# Housing Data EDA Template
**Student Name:** Kelvin
**Dataset:** California Housing Dataset

This notebook provides a skeleton for loading, cleaning, and exploring your housing dataset.

## 1. Import Libraries & Load Data

In [None]:
import pandas as pd
import numpy as np
import matplotlib.pyplot as plt
import seaborn as sns
import plotly.express as px
import sys
import os

# Add shared directory to path to import common functions
sys.path.append(os.path.abspath('../../'))
from shared.templates.common_functions import *

%matplotlib inline

In [None]:
# Load your dataset
df = pd.read_csv('../data/california_housing.csv')
print(f"Loaded dataset with {df.shape[0]} rows and {df.shape[1]} columns.")
df.head()

## 2. Exploration
Check the basic structure, data types, and missing values.

In [None]:
df.info()
display(df.describe())

# Missing value report using shared function
missing_report = missing_value_report(df)
if missing_report.empty:
    print("No missing values found.")
else:
    display(missing_report)

## 3. Cleaning & Feature Engineering
Handle missing values, outliers, and data type conversions. We also adapt the dataset for consistency and better insights.

In [None]:
# Rename columns for template consistency
df.rename(columns={'MedHouseVal': 'SalePrice'}, inplace=True)

# Feature Engineering
df['Price_per_Income'] = df['SalePrice'] / df['MedInc']          # Housing affordability ratio
df['Rooms_per_Household'] = df['AveRooms'] / df['AveOccup']
df['Age_Category'] = pd.cut(df['HouseAge'], bins=[0, 15, 30, 50, 100], labels=['New', 'Recent', 'Mid', 'Old'])

# Example: Removing outliers from SalePrice (the target)
df_clean = outlier_iqr_removal(df, 'SalePrice')

# Save cleaned dataset
df_clean.to_csv('../cleaned_data/cleaned_california_housing.csv', index=False)
print(f"Cleaned data saved. Removed {len(df) - len(df_clean)} outliers.")

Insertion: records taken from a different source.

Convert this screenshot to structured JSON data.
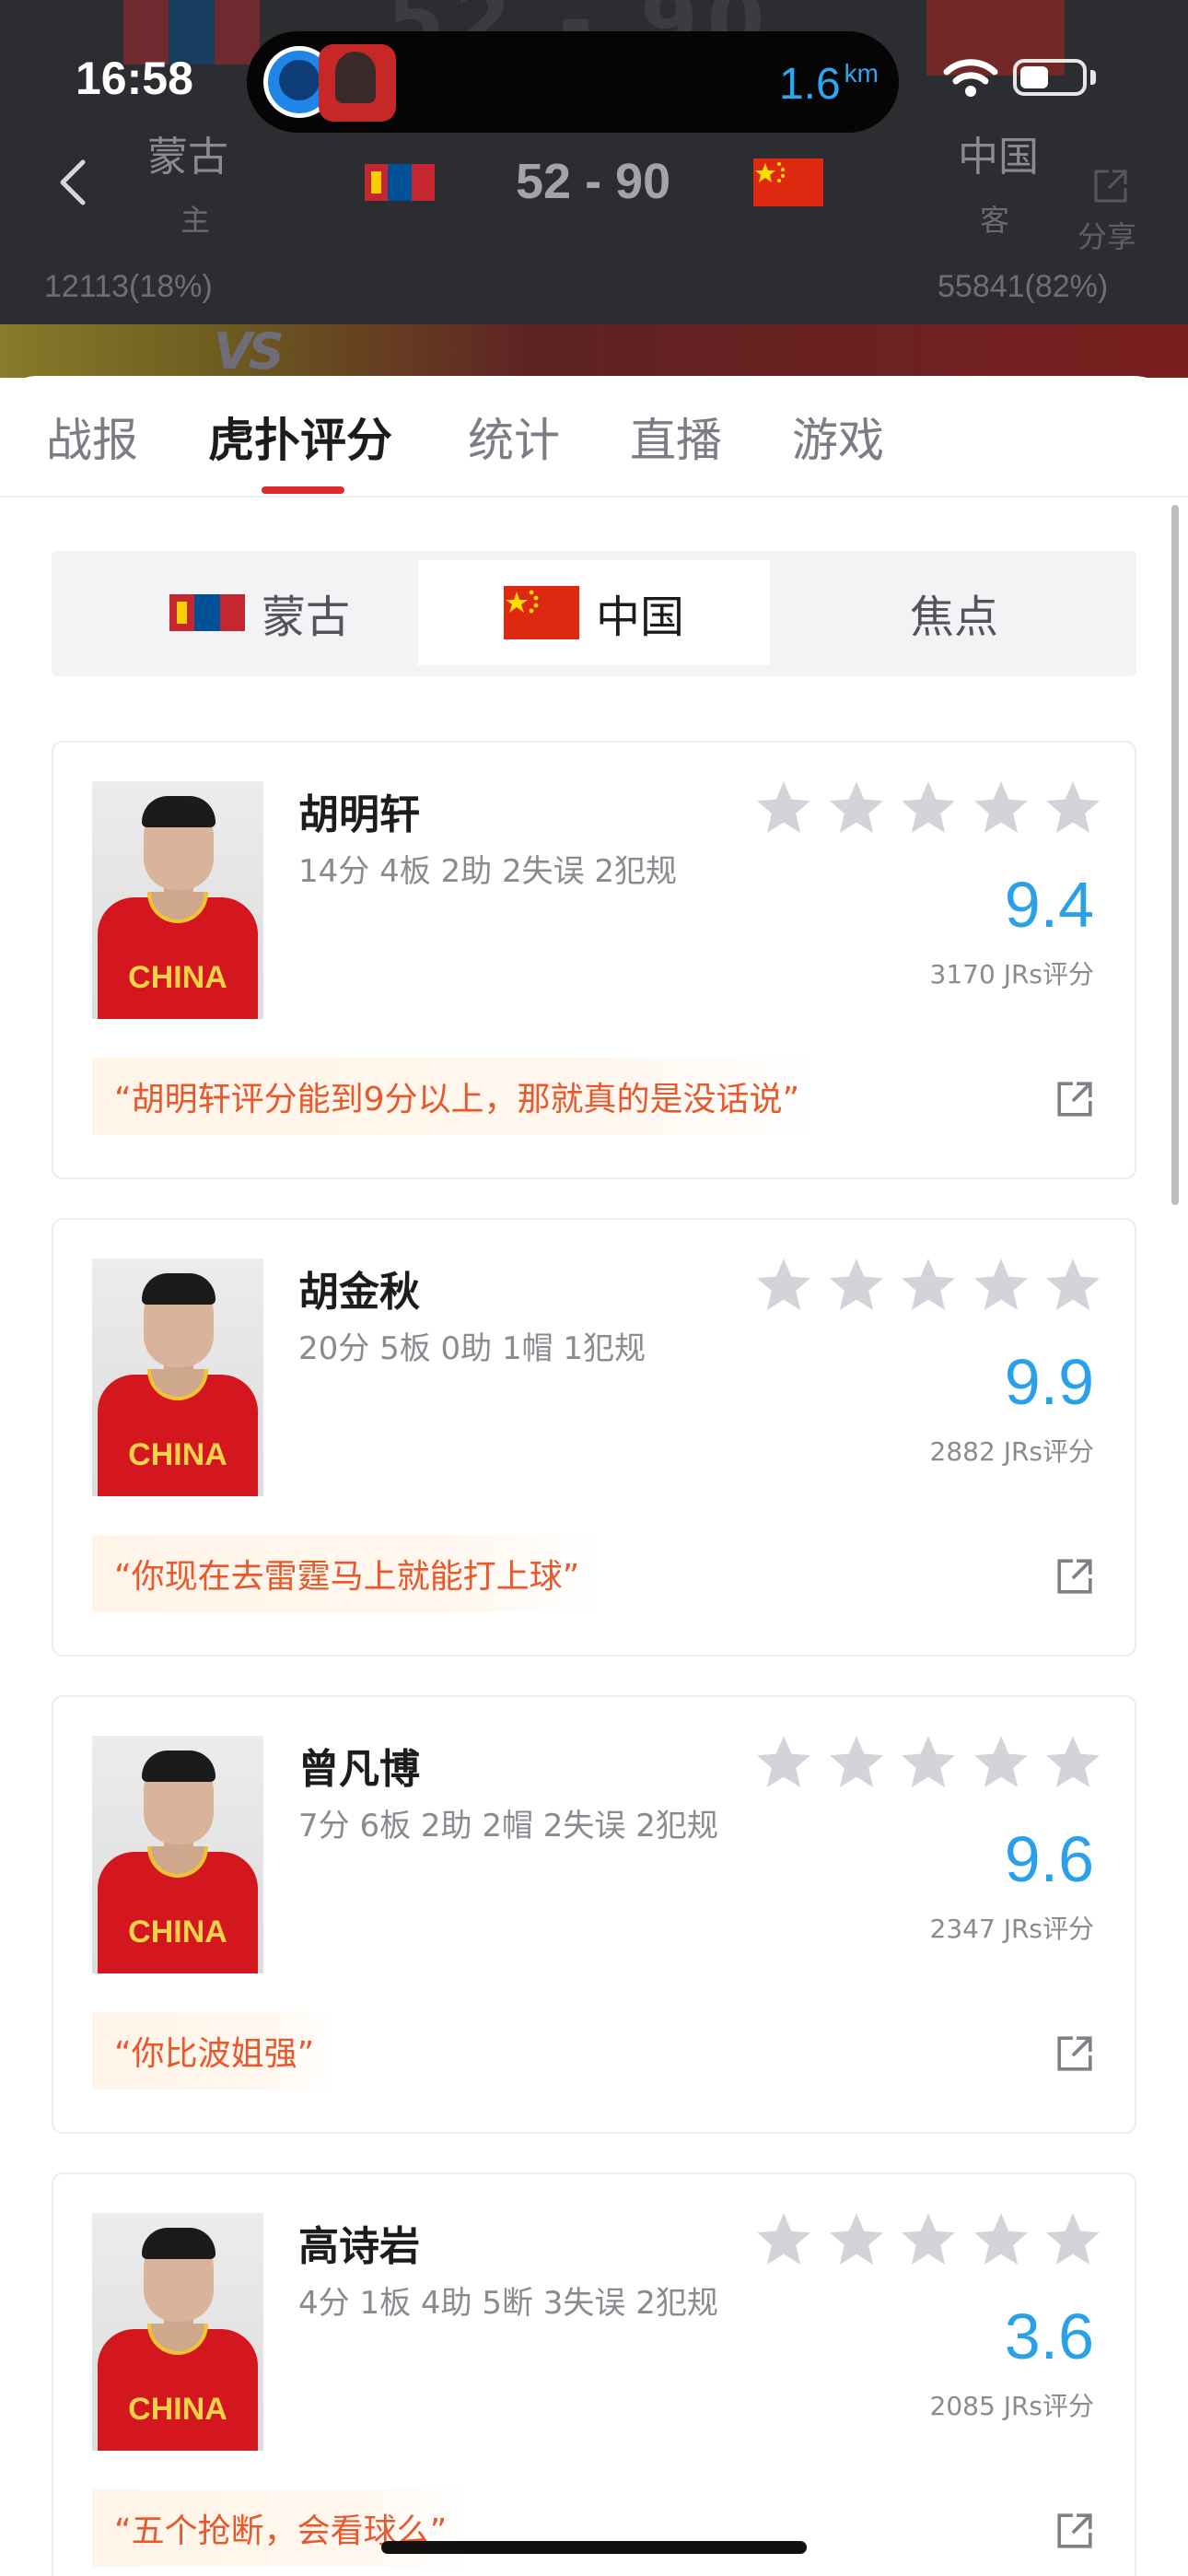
{
  "status_bar": {
    "time": "16:58",
    "distance_value": "1.6",
    "distance_unit": "km"
  },
  "match": {
    "home_team": "蒙古",
    "home_side": "主",
    "away_team": "中国",
    "away_side": "客",
    "score": "52 - 90",
    "share_label": "分享",
    "home_votes": "12113(18%)",
    "away_votes": "55841(82%)",
    "vs": "VS"
  },
  "tabs": [
    {
      "label": "战报"
    },
    {
      "label": "虎扑评分"
    },
    {
      "label": "统计"
    },
    {
      "label": "直播"
    },
    {
      "label": "游戏"
    }
  ],
  "active_tab_index": 1,
  "team_switch": [
    {
      "label": "蒙古"
    },
    {
      "label": "中国"
    },
    {
      "label": "焦点"
    }
  ],
  "active_team_index": 1,
  "players": [
    {
      "name": "胡明轩",
      "stats": "14分 4板 2助 2失误 2犯规",
      "rating": "9.4",
      "votes": "3170 JRs评分",
      "quote": "“胡明轩评分能到9分以上，那就真的是没话说”",
      "jersey_text": "CHINA"
    },
    {
      "name": "胡金秋",
      "stats": "20分 5板 0助 1帽 1犯规",
      "rating": "9.9",
      "votes": "2882 JRs评分",
      "quote": "“你现在去雷霆马上就能打上球”",
      "jersey_text": "CHINA"
    },
    {
      "name": "曾凡博",
      "stats": "7分 6板 2助 2帽 2失误 2犯规",
      "rating": "9.6",
      "votes": "2347 JRs评分",
      "quote": "“你比波姐强”",
      "jersey_text": "CHINA"
    },
    {
      "name": "高诗岩",
      "stats": "4分 1板 4助 5断 3失误 2犯规",
      "rating": "3.6",
      "votes": "2085 JRs评分",
      "quote": "“五个抢断，会看球么”",
      "jersey_text": "CHINA"
    }
  ],
  "colors": {
    "accent_red": "#e0282f",
    "rating_blue": "#2aa0e8",
    "quote_orange": "#e8582a",
    "header_dark": "#2b2d31"
  },
  "icons": {
    "back": "chevron-left-icon",
    "share": "share-icon",
    "star": "star-icon",
    "wifi": "wifi-icon",
    "battery": "battery-icon"
  }
}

## 4. EDA (Exploratory Data Analysis)
Visualize distributions and relationships.

In [None]:
# Distribution of SalePrice
fig1 = px.histogram(df_clean, x='SalePrice', title='Distribution of Median House Value (SalePrice)', template='plotly_white')
fig1.show()

# Correlation Heatmap
correlation_heatmap(df_clean)

## 5. Visualizations (Dashboards)
Create interactive plots for key findings.

In [None]:
# 1. Median Income vs SalePrice (colored by HouseAge)
fig2 = px.scatter(df_clean, x='MedInc', y='SalePrice', color='HouseAge', 
                 title='Relationship: Median Income vs SalePrice (Colored by HouseAge)',
                 template='plotly_white')
fig2.show()

# 2. Geospatial Scatter (Latitude vs Longitude)
fig3 = px.scatter(df_clean, x='Longitude', y='Latitude', color='SalePrice',
                 size='AveRooms', hover_data=['MedInc', 'HouseAge'],
                 title='California House Prices by Location (Color = Price, Size = Rooms)',
                 color_continuous_scale='RdYlBu_r')
fig3.update_layout(height=700)
fig3.show()

# 3. Boxplot: SalePrice by Age_Category
fig4 = px.box(df_clean, x='Age_Category', y='SalePrice', 
             title='SalePrice Distribution by House Age Category',
             template='plotly_white')
fig4.show()

## 6. Insights Summary
1. **Income vs Price**: There is a strong linear correlation between Median Income and Median House Value.
2. **Location**: Higher prices are concentrated along the coastal areas (Bay Area and Southern California).
3. **Outliers**: Removing outliers in price helped normalize the distribution for better analysis.